Si pensamos que museos como el Louvre en París o el Metropolitan en la ciudad de Nueva York reciben más de cinco millones de visitantes por año nos daremos cuenta de la derrama económica que esto significa. Hace algunos años, cuando en Bilbao, España abrió el Museo Guggenheim en un área que se encontraba en estado deplorable, nadie hubiera pensado los resultados que esto trajo consigo. Incremento en turismo, mejoría en los niveles de educación, aumento en el ingreso de los bilbaínos. Y lo más importante el orgullo de una comunidad que mira el museo como la prolongación de la ciudad. Tal fue su impacto que se habla ya de un antes y un después en la vida de la ciudad.
Los gobiernos han equivocado las estrategias de promoción humana. O los problemas comunes son tan complicados de resolver que no creen que la cultura pueda ser una buena inversión y una política para elevar la calidad de vida.
Torreón merece que sus gobernantes se convenzan que su actividad más importante, no necesariamente es la economía o la seguridad, sino trabajar por el desarrollo cultural de una comunidad.
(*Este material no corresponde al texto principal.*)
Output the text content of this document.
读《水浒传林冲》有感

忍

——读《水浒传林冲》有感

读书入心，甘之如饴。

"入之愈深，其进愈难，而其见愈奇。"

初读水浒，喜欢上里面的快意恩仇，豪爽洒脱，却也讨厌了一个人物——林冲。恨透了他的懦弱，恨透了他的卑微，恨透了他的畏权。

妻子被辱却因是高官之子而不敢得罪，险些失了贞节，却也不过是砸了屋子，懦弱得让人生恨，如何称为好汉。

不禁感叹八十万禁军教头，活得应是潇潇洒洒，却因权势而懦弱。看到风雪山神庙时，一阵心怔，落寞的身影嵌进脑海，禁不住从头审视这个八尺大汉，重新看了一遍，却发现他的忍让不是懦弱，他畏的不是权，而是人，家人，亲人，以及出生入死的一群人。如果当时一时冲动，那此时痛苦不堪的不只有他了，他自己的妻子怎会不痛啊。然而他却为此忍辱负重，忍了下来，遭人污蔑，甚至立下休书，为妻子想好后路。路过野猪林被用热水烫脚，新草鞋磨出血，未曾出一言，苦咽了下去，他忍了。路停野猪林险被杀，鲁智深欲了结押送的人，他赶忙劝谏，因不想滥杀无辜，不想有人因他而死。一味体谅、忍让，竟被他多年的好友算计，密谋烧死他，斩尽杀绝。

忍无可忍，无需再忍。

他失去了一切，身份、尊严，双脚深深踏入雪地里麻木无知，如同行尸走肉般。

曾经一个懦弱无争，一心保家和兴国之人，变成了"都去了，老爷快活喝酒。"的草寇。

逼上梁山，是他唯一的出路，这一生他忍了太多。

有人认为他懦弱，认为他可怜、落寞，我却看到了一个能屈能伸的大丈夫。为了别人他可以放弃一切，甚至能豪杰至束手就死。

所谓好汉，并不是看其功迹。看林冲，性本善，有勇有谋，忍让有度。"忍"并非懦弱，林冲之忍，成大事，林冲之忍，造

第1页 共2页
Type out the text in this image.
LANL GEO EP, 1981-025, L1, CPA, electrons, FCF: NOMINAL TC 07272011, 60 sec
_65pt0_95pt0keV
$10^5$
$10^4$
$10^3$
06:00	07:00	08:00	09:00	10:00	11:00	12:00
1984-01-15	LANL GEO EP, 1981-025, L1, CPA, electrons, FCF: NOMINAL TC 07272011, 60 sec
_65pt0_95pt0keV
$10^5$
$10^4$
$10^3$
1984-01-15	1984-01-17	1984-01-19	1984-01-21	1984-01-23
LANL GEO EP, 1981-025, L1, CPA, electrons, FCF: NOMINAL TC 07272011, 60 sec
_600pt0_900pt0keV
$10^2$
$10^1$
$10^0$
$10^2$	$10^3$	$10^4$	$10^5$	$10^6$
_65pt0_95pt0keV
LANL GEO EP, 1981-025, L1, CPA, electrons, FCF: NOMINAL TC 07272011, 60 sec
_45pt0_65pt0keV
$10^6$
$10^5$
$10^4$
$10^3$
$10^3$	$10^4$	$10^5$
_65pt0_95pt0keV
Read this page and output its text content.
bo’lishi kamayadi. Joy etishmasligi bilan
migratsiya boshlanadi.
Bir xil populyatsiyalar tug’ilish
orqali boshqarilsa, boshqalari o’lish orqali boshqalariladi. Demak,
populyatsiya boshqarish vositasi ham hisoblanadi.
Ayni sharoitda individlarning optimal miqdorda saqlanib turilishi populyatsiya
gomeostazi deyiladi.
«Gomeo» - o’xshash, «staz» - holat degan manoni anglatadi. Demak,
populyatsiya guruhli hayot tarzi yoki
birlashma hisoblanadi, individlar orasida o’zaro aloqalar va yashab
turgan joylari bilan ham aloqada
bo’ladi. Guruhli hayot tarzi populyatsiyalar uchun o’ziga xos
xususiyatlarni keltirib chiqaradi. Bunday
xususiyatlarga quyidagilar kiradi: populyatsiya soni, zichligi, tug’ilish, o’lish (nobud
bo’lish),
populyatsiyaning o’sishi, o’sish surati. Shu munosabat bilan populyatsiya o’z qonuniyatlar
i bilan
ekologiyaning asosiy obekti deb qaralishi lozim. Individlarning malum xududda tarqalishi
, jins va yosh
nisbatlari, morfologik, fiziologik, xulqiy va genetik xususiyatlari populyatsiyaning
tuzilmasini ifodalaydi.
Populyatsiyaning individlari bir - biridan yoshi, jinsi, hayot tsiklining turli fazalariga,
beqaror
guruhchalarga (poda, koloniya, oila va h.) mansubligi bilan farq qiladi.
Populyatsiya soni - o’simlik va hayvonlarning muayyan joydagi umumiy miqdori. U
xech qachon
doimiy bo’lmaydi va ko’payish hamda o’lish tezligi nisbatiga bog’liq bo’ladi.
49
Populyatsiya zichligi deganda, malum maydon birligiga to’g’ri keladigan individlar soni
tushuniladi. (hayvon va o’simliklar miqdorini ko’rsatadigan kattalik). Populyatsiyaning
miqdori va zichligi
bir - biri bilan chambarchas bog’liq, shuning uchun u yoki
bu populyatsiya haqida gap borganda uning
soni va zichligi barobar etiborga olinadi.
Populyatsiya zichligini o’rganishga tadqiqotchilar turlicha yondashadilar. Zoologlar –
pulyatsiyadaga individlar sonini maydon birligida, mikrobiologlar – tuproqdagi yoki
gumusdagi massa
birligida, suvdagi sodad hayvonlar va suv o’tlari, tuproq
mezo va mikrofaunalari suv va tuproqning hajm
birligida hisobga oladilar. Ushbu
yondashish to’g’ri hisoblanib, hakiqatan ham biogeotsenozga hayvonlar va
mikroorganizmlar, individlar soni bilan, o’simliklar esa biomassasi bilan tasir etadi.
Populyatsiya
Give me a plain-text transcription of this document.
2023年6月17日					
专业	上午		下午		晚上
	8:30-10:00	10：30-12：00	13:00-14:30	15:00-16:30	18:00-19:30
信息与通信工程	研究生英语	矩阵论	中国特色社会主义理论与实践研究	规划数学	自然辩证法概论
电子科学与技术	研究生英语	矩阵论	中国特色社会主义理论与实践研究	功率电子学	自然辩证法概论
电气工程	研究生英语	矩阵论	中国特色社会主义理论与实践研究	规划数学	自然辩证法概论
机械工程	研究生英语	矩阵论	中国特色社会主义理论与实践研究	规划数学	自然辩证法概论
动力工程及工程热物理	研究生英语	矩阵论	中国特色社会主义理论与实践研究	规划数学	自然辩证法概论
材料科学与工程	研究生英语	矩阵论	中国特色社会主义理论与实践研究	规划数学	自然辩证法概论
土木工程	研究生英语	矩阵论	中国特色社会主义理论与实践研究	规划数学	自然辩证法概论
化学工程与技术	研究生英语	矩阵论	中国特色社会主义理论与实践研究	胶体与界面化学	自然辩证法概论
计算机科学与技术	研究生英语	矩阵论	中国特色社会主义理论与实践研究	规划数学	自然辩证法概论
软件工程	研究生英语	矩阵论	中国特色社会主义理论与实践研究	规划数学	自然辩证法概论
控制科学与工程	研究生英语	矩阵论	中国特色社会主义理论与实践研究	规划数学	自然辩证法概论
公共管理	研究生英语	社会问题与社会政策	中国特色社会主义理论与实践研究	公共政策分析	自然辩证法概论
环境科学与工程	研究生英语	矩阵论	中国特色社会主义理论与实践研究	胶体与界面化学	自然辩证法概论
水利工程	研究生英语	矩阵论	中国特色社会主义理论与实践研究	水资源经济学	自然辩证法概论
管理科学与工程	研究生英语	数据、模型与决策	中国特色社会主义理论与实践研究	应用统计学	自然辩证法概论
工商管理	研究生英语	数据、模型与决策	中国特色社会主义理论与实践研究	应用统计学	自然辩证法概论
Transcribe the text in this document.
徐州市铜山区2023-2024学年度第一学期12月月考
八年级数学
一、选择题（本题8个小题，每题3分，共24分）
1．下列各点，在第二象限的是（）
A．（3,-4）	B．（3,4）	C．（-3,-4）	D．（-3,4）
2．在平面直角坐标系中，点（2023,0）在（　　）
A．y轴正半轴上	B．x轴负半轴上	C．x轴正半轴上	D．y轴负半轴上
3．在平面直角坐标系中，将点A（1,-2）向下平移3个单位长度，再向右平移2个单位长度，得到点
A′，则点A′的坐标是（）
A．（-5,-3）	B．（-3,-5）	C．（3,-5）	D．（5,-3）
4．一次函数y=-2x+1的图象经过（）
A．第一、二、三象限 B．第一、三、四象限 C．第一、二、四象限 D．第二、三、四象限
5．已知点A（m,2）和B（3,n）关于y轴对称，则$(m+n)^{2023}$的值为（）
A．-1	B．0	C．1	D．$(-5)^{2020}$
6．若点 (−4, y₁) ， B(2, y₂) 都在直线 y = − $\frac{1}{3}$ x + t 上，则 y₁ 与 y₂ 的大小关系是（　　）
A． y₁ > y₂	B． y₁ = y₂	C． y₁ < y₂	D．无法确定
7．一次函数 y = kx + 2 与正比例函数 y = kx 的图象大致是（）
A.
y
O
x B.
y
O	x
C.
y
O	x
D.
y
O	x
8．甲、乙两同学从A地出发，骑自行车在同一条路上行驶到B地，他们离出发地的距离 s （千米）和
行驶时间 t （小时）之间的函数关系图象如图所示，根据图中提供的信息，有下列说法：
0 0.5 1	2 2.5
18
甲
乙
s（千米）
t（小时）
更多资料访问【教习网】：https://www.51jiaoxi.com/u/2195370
Es fácil encontrar casos de autoridades que no conocen o no se dan el tiempo de visitar los museos de la ciudad, asistir a una biblioteca o centros culturales o al teatro.
En los últimos años, quizá a partir de la remodelación del Teatro Isauro Martínez, se detonó en la región un despertar cultural en el que el número de agrupaciones culturales y artísticas, de actores, gestores y difusores culturales creció en forma importante. De la misma manera las instituciones culturales y las universidades han contribuido a la formación de públicos cada vez más conocedores, cuyo comportamiento redunda en un aumento en el consumo cultural, entendido éste en su sentido amplio.
En Coahuila a este respecto ha habido sólo esfuerzos aislados. Podemos citar de diez años a la fecha la construcción del Museo del Desierto, la integración de la Camerata de Coahuila, la recuperación del antiguo Teatro Nazas y la antigua estación del Ferrocarril en la ciudad de Torreón.
Sin embargo estos esfuerzos no han sido suficientes para una población con bajos niveles educativos y que demanda educación y cultura. Para ellos los museos o los centros culturales no siempre resultan atractivos como espacios de educación y esparcimiento, porque no cuentan con recursos suficientes, con personal capacitado y tecnología moderna que los haga ser espacios vivos y didácticos.
La relación de las instituciones de patrimonio cultural con la ciudad debe ser motivo de análisis entre los ciudadanos y los candidatos a puestos de elección. Que los candidatos incluyan el tema cultural en sus agendas. Que se den cuenta que las transformaciones sociales de los últimos años han significado la renovación y revitalización de estos espacios. Analizar el impacto que los nuevos museos han tenido en otros lugares del orbe, porqué se han multiplicado y cómo han contribuido al desarrollo de sus comunidades.
Para las próximas elecciones pensemos en elegir mejores gobernantes, educados y cultos, con una visión humanista y convencerlos de las bondades de los proyectos culturales como estrategia de regeneración económica.